Rhode Island has one of the most plaintiff-friendly prejudgment interest statutes in the nation. In most personal injury actions in Rhode Island, pre-judgment interest runs at a rate of 12% per year from the date of the accident per Rhode Island Gen. Laws § 9-21-10(a). The statute of limitations for personal injury claims is three years. Therefore, a plaintiff can wait almost three years after an accident and after 35% interest accrues before filing an action for personal injuries. Since it typically takes two years or longer for a case to be reached for trial, defendants and their insurers frequently face a scenario in which more than 50% interest will automatically be added to any judgment rendered against them. Thus, prejudgment interest oftentimes plays a significant role in deciding whether to settle or take a case to trial.
The constitutionality of Rhode Island’s prejudgment interest was recently challenged in Oden v. Schwartz, 71 A.3d 438 (R.I. 2013), where the RI Supreme Court upheld the statute’s constitutionality.
Mr. Oden underwent open-heart mitral valve replacement surgery. Following the surgery, he was diagnosed with aortic insufficiency (a leaky aortic valve). An echocardiogram showed that the aortic insufficiency was due to an errant suture placed in the aortic valve during surgery. Consequently, Mr. Oden underwent a second open-heart surgery. While in recovery for the second surgery, he suffered cardiac arrest.
Mr. Oden brought suit against the surgeon, the hospital and the echocardiologist. The case against the echocardiologist proceeded to trial. After trial, the jury returned a 1.5 million dollar verdict in favor of Mr. Oden. The echocardiologist was found to be 25 % liable for Mr. Oden’s injuries. The echocardiologist appealed raising several issues. Notably, he challenged the constitutionality of the prejudgment interest statute.
The echocardiologist argued that the prejudgment interest statute violates a party’s fundamental right to a jury trial and should therefore be subject to strict scrutiny analysis. The court found that a jury trial in a civil case is not a fundamental right and therefore not subject to strict scrutiny analysis. Instead, like other economic legislation, it is subject to a rational basis review. The court found that prejudgment interest statutes are rationally related to the legitimate goals of encouraging prompt resolution of disputes and ensuring prompt payment of compensation.
This decision ensures that the only way the prejudgment interest statue will change will be through the Legislature. Legislation is routinely introduced to the General Assembly to amend the prejudgment interest statue.

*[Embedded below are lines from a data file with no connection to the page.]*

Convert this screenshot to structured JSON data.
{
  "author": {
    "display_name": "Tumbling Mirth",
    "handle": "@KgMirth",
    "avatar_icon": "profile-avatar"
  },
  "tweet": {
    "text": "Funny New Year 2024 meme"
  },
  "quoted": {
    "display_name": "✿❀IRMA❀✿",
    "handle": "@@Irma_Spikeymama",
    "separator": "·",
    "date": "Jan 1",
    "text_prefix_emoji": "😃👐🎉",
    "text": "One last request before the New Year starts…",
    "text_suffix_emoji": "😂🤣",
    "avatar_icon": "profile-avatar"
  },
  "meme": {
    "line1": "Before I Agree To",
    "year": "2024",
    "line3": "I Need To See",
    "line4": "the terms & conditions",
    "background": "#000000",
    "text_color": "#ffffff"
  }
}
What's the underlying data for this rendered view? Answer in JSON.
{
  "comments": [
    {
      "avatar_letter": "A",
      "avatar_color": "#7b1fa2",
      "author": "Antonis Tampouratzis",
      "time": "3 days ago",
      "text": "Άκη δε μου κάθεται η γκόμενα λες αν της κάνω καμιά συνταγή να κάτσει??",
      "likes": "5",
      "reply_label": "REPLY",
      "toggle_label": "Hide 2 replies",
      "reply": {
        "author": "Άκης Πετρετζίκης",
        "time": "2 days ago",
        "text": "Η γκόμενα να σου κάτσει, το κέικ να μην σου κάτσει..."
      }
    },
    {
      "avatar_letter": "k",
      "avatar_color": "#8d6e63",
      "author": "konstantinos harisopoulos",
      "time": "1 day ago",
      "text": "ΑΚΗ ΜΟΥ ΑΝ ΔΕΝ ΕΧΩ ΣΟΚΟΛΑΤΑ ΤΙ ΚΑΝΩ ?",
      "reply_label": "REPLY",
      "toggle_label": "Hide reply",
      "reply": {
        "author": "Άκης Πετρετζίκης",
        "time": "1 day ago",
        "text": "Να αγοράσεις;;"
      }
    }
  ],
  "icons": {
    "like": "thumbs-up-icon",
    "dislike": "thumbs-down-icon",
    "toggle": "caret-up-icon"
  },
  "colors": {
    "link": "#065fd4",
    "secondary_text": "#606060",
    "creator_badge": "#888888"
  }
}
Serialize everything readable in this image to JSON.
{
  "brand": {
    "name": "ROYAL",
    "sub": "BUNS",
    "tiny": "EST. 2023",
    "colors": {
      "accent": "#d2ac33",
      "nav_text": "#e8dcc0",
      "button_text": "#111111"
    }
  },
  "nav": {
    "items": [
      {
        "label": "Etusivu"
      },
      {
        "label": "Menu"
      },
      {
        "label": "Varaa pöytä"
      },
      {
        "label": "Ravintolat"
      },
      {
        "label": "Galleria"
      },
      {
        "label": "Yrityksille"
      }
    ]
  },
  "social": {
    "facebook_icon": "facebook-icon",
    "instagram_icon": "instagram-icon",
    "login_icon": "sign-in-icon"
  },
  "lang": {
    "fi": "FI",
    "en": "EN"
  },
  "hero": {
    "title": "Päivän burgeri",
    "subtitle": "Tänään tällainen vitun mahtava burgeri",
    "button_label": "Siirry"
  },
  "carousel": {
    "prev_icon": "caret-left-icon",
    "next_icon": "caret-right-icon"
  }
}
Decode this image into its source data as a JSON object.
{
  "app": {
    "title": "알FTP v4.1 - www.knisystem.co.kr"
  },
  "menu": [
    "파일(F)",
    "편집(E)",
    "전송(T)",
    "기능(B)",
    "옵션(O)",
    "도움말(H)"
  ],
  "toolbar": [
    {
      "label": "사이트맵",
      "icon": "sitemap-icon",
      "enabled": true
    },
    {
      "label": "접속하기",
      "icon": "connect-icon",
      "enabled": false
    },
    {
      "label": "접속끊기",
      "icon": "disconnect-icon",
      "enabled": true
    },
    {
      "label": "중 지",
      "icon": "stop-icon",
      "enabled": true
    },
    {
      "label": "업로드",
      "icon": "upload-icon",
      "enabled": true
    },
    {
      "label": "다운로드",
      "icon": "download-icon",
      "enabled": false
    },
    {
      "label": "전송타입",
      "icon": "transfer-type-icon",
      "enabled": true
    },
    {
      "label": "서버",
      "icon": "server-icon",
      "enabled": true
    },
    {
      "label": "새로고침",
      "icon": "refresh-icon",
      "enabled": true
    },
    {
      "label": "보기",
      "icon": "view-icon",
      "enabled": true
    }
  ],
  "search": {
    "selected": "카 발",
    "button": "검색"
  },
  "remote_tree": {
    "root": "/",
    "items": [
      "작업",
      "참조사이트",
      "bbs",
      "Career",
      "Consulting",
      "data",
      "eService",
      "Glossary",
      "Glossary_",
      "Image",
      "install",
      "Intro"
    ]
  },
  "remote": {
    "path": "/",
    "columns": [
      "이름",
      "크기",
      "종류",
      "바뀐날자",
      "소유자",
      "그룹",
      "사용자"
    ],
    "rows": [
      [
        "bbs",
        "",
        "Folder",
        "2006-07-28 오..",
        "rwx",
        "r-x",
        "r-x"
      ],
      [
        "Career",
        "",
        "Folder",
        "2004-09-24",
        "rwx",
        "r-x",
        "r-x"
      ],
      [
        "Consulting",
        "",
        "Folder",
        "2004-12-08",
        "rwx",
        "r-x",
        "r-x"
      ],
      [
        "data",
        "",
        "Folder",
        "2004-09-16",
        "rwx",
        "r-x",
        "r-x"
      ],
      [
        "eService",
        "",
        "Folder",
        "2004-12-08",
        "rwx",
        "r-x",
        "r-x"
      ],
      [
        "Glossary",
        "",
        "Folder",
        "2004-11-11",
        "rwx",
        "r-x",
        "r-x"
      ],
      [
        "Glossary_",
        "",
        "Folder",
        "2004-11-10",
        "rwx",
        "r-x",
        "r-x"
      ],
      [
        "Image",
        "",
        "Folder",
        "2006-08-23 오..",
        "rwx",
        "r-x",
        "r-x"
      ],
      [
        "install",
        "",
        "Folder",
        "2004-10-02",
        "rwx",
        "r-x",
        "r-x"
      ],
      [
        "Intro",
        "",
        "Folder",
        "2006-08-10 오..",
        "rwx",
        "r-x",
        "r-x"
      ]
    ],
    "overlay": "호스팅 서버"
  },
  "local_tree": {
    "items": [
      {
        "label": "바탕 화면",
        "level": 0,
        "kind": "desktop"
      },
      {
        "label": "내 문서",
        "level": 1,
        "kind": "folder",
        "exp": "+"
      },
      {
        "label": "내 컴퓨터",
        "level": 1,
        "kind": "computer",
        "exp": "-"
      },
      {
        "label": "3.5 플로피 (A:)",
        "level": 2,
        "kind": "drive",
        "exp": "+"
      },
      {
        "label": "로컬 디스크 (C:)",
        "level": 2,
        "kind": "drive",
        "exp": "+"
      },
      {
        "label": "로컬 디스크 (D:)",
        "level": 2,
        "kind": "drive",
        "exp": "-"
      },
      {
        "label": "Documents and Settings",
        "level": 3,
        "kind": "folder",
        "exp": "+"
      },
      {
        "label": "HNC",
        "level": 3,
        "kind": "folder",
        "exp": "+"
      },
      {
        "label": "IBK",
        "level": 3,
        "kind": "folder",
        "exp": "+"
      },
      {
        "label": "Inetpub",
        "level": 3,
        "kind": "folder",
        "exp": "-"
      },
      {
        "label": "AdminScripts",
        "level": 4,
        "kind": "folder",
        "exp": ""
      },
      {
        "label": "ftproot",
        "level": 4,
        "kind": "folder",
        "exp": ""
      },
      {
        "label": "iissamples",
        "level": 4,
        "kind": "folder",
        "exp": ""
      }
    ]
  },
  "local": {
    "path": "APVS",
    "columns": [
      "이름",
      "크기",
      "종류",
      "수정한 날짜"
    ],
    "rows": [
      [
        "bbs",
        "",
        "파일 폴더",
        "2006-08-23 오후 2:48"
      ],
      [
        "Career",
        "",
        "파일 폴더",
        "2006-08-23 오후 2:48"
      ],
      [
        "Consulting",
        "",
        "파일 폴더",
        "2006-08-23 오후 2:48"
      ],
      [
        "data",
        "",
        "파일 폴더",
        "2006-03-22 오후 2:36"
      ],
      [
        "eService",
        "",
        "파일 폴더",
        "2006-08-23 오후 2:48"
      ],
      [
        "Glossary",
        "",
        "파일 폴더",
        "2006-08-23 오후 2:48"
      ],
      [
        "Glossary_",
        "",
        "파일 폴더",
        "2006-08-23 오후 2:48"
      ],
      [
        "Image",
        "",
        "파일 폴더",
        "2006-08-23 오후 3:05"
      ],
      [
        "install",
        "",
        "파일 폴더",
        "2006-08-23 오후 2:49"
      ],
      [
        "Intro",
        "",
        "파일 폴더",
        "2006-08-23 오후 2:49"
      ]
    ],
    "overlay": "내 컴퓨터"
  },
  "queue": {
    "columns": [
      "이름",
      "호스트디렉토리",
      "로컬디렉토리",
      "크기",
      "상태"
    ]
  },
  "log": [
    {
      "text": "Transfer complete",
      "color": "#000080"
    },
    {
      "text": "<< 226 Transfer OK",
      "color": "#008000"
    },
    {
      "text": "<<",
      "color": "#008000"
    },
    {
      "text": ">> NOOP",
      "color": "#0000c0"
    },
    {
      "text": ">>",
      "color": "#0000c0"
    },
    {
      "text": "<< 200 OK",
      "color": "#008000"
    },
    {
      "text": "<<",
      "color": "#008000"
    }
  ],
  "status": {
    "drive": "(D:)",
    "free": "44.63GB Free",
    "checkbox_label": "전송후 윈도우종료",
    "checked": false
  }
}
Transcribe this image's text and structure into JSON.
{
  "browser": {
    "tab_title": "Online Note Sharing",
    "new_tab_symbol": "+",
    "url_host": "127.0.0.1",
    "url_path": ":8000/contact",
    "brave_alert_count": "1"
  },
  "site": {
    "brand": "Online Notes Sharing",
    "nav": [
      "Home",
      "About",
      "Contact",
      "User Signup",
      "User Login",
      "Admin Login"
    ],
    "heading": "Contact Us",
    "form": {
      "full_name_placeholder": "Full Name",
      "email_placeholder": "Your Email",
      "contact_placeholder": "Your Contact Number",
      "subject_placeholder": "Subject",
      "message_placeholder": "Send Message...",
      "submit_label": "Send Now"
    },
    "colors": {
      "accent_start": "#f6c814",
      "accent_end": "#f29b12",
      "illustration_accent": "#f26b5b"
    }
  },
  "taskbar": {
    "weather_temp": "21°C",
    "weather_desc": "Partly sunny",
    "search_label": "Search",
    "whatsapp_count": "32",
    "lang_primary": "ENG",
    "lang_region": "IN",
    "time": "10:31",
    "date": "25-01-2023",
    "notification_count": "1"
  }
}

For example, two bills were introduced to amend the prejudgment interest statute last year: H5284 which would reduce the rate from 12% to 6% and H52849 which would change the date interest begins from the date of accrual of the action to the date the lawsuit is filed. Each bill was held for further study and the 2013 Legislative session is now over. Thus, reform of the prejudgment interest statute seems unlikely in the future.